Elle revint une minute plus tard, les yeux écarquillés.
— Nastia, tu as des invités !
Derrière Liza entra une femme magnifique. Derrière elle, deux hommes portaient des boîtes et des sacs.
— Bonjour ! Bonjour, ma sauveteuse !
Nastia se mit à sauter de joie, applaudissant.
— Youpi ! La princesse endormie s’est réveillée ! Et tu es encore plus belle que quand tu dormais !
Inna s’agenouilla et la serra dans ses bras.
— Merci, ma chérie. Je ne l’oublierai jamais. Et je t’aiderai toujours, toute ta vie. Enfin, toute ma vie.
Viktor, stupéfait, se tourna vers Inna.
— Inna ? Ce n’est pas possible.
Elle se redressa, le regarda avec étonnement.
— Vitya, Sidorov ? Comment ? Attends, c’est ta fille ?
Il hocha la tête, puis, ne pouvant s’empêcher de la serrer dans ses bras, elle fit de même.
— Vitya, tu m’as toujours protégée à l’école, et maintenant ? Maintenant, c’est ta fille qui me sauve.
Personne ne comprenait ce qui se passait. Viktor expliqua.
— Inna et moi avons étudié ensemble à l’école. Tout le monde était amoureux d’elle, moi aussi. Mais comme j’étais sportif, c’était moi seul qui avais le droit de l’accompagner et de repousser les autres prétendants.
Inna éclata de rire.
— Et puis, on a déménagé, je n’avais plus de protecteur, alors je me suis mariée avec lui. Bon, on ne va pas en parler. Allez les gars, sortez les cadeaux. J’espère qu’il y a encore de la place pour moi à votre table.

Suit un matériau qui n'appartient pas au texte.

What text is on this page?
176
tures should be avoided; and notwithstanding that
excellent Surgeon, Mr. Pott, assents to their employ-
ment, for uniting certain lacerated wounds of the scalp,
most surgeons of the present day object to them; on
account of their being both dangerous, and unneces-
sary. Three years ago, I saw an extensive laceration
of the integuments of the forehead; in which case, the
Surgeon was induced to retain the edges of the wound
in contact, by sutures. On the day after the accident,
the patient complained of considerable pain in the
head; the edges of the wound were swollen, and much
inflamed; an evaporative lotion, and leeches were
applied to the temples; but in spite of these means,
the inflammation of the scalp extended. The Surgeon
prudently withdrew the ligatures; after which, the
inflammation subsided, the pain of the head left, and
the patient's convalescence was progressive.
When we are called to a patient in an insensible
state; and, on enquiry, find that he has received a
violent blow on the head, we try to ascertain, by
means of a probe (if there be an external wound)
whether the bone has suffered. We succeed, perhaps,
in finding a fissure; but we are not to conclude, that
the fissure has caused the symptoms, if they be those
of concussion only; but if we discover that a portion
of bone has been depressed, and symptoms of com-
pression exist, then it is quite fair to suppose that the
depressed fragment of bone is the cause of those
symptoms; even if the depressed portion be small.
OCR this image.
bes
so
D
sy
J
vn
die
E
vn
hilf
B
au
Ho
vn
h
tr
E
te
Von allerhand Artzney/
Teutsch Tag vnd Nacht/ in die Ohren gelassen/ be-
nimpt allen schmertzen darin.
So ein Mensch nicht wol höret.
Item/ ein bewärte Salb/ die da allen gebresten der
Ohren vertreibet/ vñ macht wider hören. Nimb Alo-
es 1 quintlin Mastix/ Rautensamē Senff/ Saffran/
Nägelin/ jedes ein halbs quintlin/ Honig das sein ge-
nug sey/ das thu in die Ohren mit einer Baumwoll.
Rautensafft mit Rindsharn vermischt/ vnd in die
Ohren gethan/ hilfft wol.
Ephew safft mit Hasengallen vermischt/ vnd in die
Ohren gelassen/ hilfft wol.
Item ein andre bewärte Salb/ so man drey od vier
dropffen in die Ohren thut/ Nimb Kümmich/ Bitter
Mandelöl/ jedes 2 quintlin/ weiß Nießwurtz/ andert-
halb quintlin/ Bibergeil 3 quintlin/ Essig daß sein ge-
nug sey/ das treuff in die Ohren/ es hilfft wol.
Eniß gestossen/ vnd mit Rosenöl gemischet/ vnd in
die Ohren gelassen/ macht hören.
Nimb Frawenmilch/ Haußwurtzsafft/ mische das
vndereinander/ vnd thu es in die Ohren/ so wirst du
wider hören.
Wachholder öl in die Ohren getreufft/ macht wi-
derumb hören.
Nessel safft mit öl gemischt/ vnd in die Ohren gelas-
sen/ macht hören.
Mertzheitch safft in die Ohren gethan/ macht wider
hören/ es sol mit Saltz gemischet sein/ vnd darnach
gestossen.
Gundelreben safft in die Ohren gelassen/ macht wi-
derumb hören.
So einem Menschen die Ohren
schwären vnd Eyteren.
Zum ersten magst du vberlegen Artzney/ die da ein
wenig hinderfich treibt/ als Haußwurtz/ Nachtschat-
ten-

Liza fit un clin d’œil à Viktor et lui murmura :
— Il semble que je peux maintenant reprendre ma carrière en toute tranquillité.
Viktor rougit, lui lança un regard amusé et se précipita pour aider Inna. Tout était un vrai chaos dans sa tête, mais une pensée claire persistait : “La princesse s’est réveillée, et elle est ici.”
Un an plus tard, la maman de Nastia devint une princesse. Et elle promit qu’un petit frère prince viendrait bientôt.